Since the HRmarketer Services Group formally got into delivering SEO services several years ago I've learned a great deal about SEO and have developed a real appreciation for this trade - a trade that is at least 90% science and maybe 10% art.
What this announcement from Google tells me is that good SEO in 2007 is not necessarily good SEO in 2010. Since a major component of SEO is about getting higher organic rankings on search results relevant to your company, a company's SEO is in many respects at the mercy of the algorithms used by major search engines like Google - which can change on a dime.
It is therefore very important to take a look at your SEO on a regular basis and not assume that since you paid someone to search optimize your web site in 2005 that everything is fine today.
This is one reason we launched the SEO Center which tells HR companies how they are ranking for their various keywords month-to-month on major search engines.
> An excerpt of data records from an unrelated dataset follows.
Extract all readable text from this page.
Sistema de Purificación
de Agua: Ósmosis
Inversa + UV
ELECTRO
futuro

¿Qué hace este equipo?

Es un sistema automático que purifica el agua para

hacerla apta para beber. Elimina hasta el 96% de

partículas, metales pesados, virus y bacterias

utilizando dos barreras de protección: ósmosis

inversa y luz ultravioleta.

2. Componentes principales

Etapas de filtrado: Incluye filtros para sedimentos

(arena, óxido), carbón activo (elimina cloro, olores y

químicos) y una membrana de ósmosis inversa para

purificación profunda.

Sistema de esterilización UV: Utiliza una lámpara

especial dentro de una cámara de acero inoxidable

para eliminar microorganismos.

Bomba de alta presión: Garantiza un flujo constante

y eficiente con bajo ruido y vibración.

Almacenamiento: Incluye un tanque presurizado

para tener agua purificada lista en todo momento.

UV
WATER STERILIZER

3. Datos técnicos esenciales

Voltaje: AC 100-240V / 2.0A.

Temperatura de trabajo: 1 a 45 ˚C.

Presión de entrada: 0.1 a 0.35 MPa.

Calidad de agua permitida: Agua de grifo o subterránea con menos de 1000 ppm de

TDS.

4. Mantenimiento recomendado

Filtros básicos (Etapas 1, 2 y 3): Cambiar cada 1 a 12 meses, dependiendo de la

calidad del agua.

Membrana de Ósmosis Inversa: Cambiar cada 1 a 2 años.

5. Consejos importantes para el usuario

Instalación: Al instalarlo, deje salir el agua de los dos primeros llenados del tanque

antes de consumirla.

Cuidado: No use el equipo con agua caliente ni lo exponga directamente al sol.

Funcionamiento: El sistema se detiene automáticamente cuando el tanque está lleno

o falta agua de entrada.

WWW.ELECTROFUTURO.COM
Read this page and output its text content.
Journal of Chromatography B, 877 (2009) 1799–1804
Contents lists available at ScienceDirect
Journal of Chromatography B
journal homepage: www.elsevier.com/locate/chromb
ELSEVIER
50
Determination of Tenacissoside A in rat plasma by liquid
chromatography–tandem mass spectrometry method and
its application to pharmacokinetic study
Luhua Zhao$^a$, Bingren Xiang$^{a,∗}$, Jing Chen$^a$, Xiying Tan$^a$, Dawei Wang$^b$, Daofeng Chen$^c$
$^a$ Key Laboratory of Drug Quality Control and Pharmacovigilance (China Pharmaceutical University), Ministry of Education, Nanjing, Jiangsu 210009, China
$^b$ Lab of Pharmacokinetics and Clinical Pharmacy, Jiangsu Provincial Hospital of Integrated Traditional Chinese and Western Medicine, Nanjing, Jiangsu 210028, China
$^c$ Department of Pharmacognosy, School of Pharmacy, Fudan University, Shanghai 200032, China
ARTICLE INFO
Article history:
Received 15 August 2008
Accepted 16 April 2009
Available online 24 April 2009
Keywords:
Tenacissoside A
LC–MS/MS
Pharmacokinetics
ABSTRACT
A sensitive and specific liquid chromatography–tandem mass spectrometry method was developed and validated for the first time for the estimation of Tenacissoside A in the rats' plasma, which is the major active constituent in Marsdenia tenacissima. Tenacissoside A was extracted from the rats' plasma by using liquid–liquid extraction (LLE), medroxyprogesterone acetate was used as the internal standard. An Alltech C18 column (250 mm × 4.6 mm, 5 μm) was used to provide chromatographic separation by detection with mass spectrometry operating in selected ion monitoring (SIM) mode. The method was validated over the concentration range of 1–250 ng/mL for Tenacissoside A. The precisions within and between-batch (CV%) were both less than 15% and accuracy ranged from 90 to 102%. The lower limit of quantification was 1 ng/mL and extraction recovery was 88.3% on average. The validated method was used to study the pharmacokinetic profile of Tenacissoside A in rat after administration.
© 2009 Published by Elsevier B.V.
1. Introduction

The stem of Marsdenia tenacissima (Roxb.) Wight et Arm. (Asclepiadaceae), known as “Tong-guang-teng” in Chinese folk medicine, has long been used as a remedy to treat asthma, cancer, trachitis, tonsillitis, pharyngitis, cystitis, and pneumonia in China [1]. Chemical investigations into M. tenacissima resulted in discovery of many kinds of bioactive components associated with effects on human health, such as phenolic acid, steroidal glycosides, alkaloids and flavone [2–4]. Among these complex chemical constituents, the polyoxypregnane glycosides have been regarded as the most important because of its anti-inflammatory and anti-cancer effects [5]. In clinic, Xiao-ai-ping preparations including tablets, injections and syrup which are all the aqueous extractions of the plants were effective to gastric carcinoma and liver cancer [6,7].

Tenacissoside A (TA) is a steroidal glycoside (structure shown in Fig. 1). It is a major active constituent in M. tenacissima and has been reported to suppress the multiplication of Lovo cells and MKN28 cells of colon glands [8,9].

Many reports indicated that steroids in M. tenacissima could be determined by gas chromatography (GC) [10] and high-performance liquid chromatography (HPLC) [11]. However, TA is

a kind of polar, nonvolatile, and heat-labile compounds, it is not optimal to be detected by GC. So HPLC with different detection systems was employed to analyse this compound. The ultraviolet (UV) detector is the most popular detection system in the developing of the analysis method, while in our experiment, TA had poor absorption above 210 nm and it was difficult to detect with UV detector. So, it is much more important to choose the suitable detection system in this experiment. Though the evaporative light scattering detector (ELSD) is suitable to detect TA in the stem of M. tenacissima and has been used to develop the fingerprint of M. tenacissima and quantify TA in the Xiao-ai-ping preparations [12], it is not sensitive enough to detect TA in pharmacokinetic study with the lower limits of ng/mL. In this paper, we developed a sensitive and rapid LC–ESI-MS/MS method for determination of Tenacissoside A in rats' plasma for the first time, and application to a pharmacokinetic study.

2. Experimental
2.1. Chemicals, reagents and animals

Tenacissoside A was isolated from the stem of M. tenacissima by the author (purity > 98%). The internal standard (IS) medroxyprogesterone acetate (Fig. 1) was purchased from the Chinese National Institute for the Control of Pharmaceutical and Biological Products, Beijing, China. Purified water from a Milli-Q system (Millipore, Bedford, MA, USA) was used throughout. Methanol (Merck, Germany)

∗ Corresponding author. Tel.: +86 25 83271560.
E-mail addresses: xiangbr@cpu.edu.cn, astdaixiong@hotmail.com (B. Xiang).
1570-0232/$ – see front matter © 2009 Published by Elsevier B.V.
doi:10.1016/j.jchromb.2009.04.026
This allows them to quickly notice when they drop off the first page of search results (or get on the first page).
But one aspect of SEO best practices that seems to never change and continues to be the single most important aspect to great SEO and high page rankings (in my opinion) is content and inbound links (other web sites linking to your site).
And this is 100% in your control by incorporating into your ongoing (monthly) marketing and PR the development of original content (e.g., white papers, research, articles, etc) that is uploaded to your web site and distributed/syndicated online through search-optimized press releases, direct marketing, blogs, podcasts, videos, Twitter, and social networking sites.
Its that simple - or that difficult.
(By the way, Andy recommends a great overview of industry expert best practices and the similarities and differences of what works in SEO across search engines - Google, Yahoo, Bing, Ask, etc. - the Hubspot Webinar Advanced SEO Tactics: On Beyond Keyword Research, Rand Fiskin, SEOmoz.)